The article on a new land-based industrial fish farm proposed for Millinocket said the plant would use “100% renewable hydropower” (“Salmon farm could be headed for landlocked Millinocket,” Feb. 16). But the plant will almost certainly have large, non-renewable and carbon-intensive diesel generators for backup power so fish won’t die in the event of a power outage, and those generators may be used during times of peak power usage in order to reduce the company’s overall power bill. This is true in Belfast, for a project designed by those now spearheading the Millinocket project.
The article also says the Millinocket plant’s filtration system “removes and sanitizes waste.” But that is misleading. Here in Belfast, by one estimate, Nordic Aquafarms’ filtration system would still discharge 1,600 pounds of nitrogen alone per day, which would likely cause algae blooms, depriving wild marine life of oxygen. Such effluent discharge also attracts sea lice, which then attach to passing wild fish. That this discharge is as clean or cleaner than the plants’ intake water is simply wrong.

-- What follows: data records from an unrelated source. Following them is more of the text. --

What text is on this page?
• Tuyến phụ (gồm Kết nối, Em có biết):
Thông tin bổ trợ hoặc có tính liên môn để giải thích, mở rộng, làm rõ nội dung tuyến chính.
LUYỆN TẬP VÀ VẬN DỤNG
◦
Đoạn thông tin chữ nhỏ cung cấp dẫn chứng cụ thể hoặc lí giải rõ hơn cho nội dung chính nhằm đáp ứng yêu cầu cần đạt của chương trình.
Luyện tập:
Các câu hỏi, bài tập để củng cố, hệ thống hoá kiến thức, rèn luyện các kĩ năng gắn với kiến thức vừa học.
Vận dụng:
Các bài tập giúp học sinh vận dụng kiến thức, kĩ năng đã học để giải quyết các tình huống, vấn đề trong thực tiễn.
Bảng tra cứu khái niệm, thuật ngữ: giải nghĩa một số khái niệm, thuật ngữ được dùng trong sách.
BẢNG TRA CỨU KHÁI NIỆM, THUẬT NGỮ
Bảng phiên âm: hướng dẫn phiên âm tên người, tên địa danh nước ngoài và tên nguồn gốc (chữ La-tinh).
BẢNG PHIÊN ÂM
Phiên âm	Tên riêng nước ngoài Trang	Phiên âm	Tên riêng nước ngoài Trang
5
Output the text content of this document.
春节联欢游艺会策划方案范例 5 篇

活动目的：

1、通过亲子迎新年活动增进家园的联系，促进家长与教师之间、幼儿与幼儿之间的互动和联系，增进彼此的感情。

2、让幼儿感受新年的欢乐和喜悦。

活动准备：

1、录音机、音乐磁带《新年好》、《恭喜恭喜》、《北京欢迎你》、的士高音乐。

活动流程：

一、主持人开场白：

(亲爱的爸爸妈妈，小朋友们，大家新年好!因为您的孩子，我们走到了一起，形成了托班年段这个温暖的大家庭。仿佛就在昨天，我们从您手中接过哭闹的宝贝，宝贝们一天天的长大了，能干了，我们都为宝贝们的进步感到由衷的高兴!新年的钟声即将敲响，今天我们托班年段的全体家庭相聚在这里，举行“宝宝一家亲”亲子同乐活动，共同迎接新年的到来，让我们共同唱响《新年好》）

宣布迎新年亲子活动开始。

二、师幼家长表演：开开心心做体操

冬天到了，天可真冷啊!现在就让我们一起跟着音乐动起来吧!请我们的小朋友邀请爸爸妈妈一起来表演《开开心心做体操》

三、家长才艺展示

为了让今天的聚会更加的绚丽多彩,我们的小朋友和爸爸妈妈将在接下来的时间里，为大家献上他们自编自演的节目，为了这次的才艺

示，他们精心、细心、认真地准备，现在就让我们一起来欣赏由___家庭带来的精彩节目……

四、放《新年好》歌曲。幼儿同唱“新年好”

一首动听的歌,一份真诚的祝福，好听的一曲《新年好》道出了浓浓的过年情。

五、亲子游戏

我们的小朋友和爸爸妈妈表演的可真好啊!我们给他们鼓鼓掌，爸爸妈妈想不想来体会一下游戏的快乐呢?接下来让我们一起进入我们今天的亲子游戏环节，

The article also states that fish cannot escape from land-based industrial fish farms, and this too is wrong. There have been documented fish escapes from land-based industrial fish farms in Canada and Norway, and it is discouraging that Erik Heim and Marianne Naess, former executives of Nordic Aquafarms in Belfast, are now peddling in Millinocket the same falsehoods they peddled in Belfast for four years.